Sleep duration has been associated with insulin resistance and metabolic disorders in prior observational analyses. A cross-sectional study published in BMJ Open Diabetes Research & Care evaluated the relationship between weekday sleep duration and insulin resistance using estimated glucose disposal rate (eGDR), while also assessing the moderating role of weekend catch-up sleep (WCS).

The analysis used data from the National Health and Nutrition Examination Survey (NHANES) collected between 2009 and 2023 and included 23,475 participants. Restricted cubic spline modeling assessed nonlinear associations between weekday sleep duration and eGDR. Piecewise regression analysis identified threshold effects, and generalized linear models together with multivariable regression models evaluated associations between weekday sleep duration categories, WCS, and eGDR.

The analysis identified an inverted U-shaped relationship between weekday sleep duration and eGDR, with an inflection point at 7.32 hours.

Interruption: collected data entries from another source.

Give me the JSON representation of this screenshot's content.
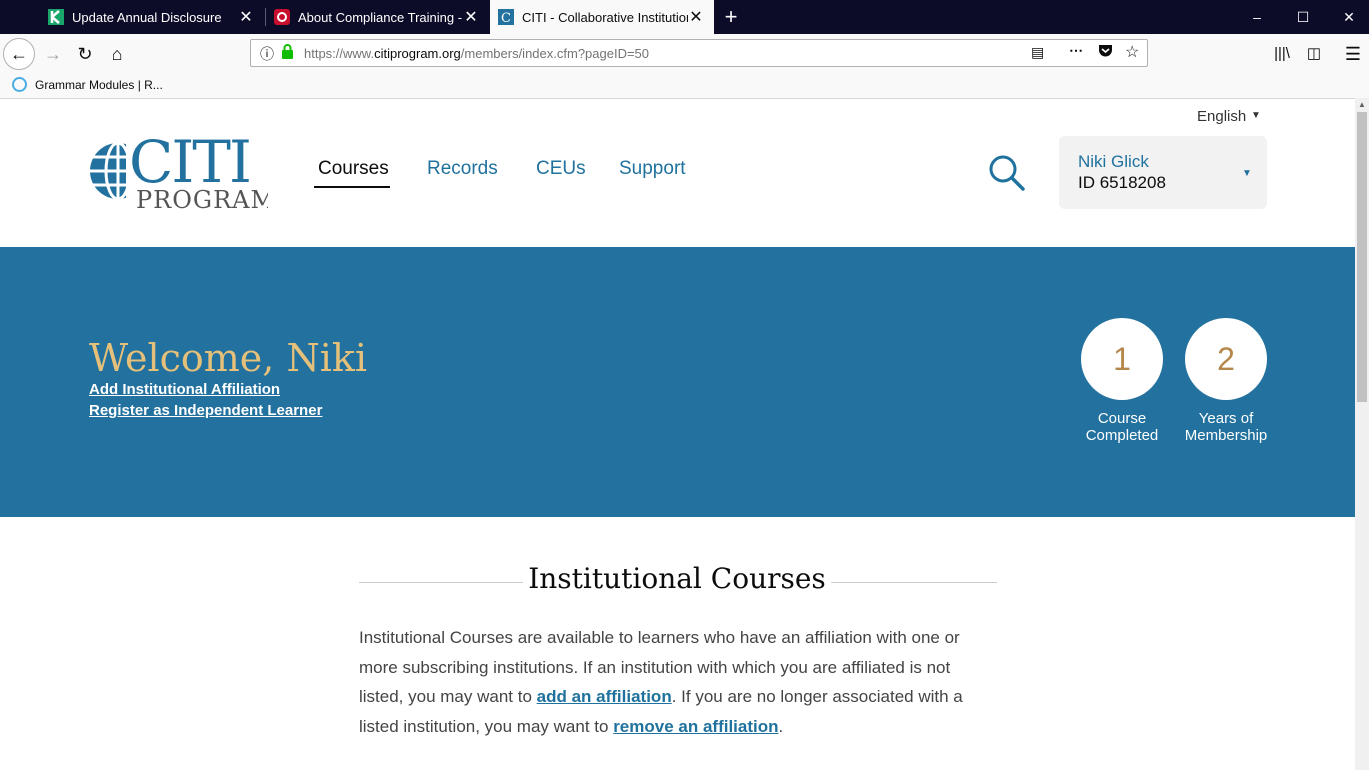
{
  "browser": {
    "tabs": [
      {
        "title": "Update Annual Disclosure",
        "favicon": "k-logo-icon",
        "active": false
      },
      {
        "title": "About Compliance Training - Ir",
        "favicon": "red-e-icon",
        "active": false
      },
      {
        "title": "CITI - Collaborative Institutiona",
        "favicon": "citi-c-icon",
        "active": true
      }
    ],
    "url": {
      "prefix": "https://www.",
      "domain": "citiprogram.org",
      "path": "/members/index.cfm?pageID=50"
    },
    "bookmarks": [
      {
        "label": "Grammar Modules | R..."
      }
    ]
  },
  "site": {
    "logo": {
      "line1": "CITI",
      "line2": "PROGRAM"
    },
    "nav": [
      {
        "label": "Courses",
        "active": true
      },
      {
        "label": "Records"
      },
      {
        "label": "CEUs"
      },
      {
        "label": "Support"
      }
    ],
    "language": "English",
    "user": {
      "name": "Niki Glick",
      "id": "ID 6518208"
    }
  },
  "banner": {
    "welcome": "Welcome, Niki",
    "links": {
      "affiliation": "Add Institutional Affiliation",
      "independent": "Register as Independent Learner"
    },
    "stats": [
      {
        "value": "1",
        "label_line1": "Course",
        "label_line2": "Completed"
      },
      {
        "value": "2",
        "label_line1": "Years of",
        "label_line2": "Membership"
      }
    ]
  },
  "section": {
    "title": "Institutional Courses",
    "text1": "Institutional Courses are available to learners who have an affiliation with one or more subscribing institutions. If an institution with which you are affiliated is not listed, you may want to ",
    "link1": "add an affiliation",
    "text2": ". If you are no longer associated with a listed institution, you may want to ",
    "link2": "remove an affiliation",
    "text3": "."
  },
  "colors": {
    "brand_blue": "#22719e",
    "link_blue": "#20729e",
    "gold": "#e5c07a",
    "stat_gold": "#b5874a"
  }
}
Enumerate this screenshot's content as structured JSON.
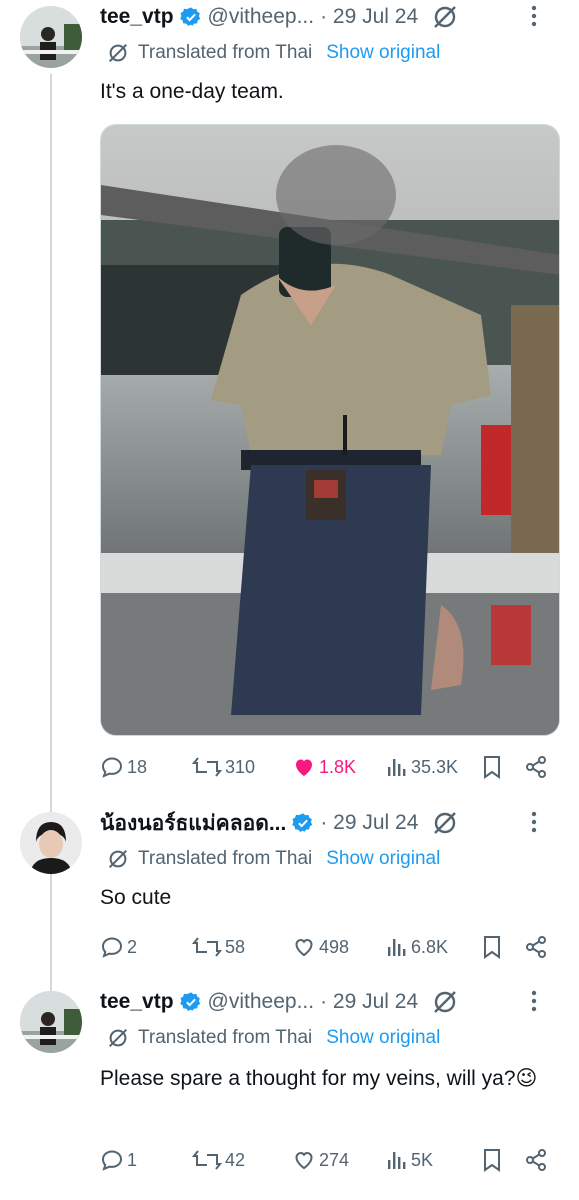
{
  "thread": [
    {
      "author_name": "tee_vtp",
      "handle": "@vitheep...",
      "date": "· 29 Jul 24",
      "translated_label": "Translated from Thai",
      "show_original": "Show original",
      "text": "It's a one-day team.",
      "replies": "18",
      "reposts": "310",
      "likes": "1.8K",
      "views": "35.3K",
      "liked": true
    },
    {
      "author_name": "น้องนอร์ธแม่คลอด...",
      "date": "· 29 Jul 24",
      "translated_label": "Translated from Thai",
      "show_original": "Show original",
      "text": "So cute",
      "replies": "2",
      "reposts": "58",
      "likes": "498",
      "views": "6.8K",
      "liked": false
    },
    {
      "author_name": "tee_vtp",
      "handle": "@vitheep...",
      "date": "· 29 Jul 24",
      "translated_label": "Translated from Thai",
      "show_original": "Show original",
      "text": "Please spare a thought for my veins, will ya?😉",
      "replies": "1",
      "reposts": "42",
      "likes": "274",
      "views": "5K",
      "liked": false
    }
  ],
  "colors": {
    "link": "#1d9bf0",
    "muted": "#536471",
    "like": "#f91880",
    "verified": "#1d9bf0"
  }
}
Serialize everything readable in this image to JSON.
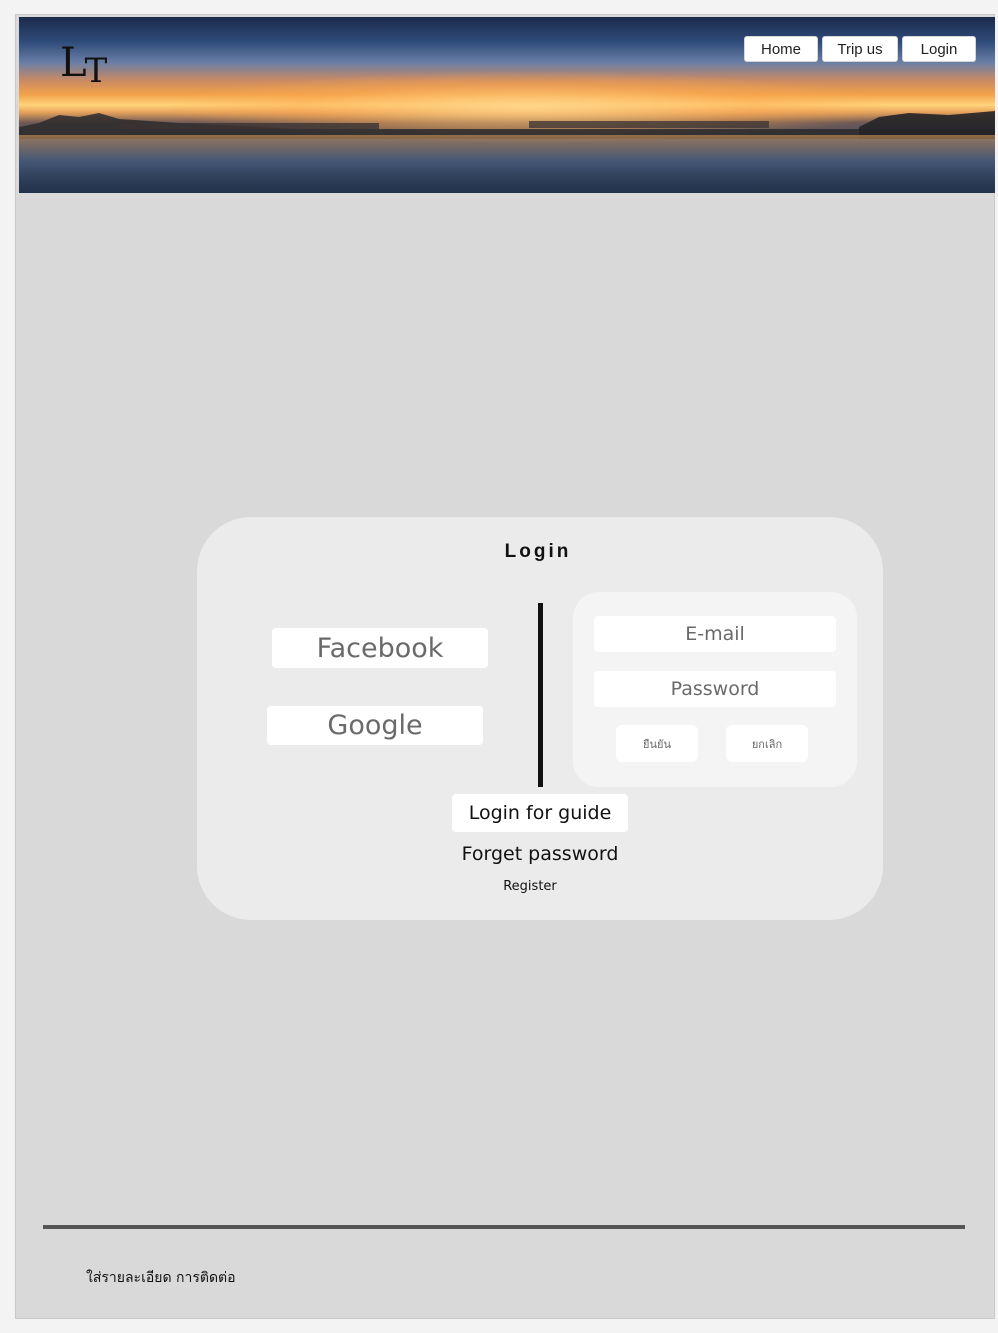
{
  "header": {
    "logo_main": "L",
    "logo_sub": "T",
    "nav": [
      {
        "label": "Home"
      },
      {
        "label": "Trip us"
      },
      {
        "label": "Login"
      }
    ]
  },
  "login_card": {
    "title": "Login",
    "facebook_label": "Facebook",
    "google_label": "Google",
    "email_placeholder": "E-mail",
    "password_placeholder": "Password",
    "confirm_label": "ยืนยัน",
    "cancel_label": "ยกเลิก",
    "guide_login_label": "Login for guide",
    "forget_password_label": "Forget password",
    "register_label": "Register"
  },
  "footer": {
    "contact_text": "ใส่รายละเอียด การติดต่อ"
  },
  "colors": {
    "page_background": "#d9d9d9",
    "card_background": "#ebebeb",
    "button_background": "#ffffff",
    "divider": "#111111",
    "footer_line": "#555555"
  }
}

When weekday sleep duration was below this threshold, longer sleep duration corresponded to higher eGDR (β = 0.273; 95% confidence interval [CI] 0.224-0.322; p < 0.001). When weekday sleep duration exceeded 7.32 hours, the association reversed (β = −0.222; 95% CI −0.272 to −0.171; p<0.001).

Moderation analysis showed that among individuals reporting less than 7.32 hours of weekday sleep, 1–2 hours of WCS corresponded to higher eGDR compared with no WCS (β = 0.296; 95% CI 0.107–0.484; p = 0.002). In contrast, more than 2 hours of WCS showed a negative moderating effect on the relationship between weekday sleep duration and eGDR (β =−0.568; 95% CI −0.970 to −0.167; p = 0.005). 

These findings indicate a nonlinear association between weekday sleep duration and insulin resistance measured by eGDR, with differing patterns according to the extent of weekend catch-up sleep.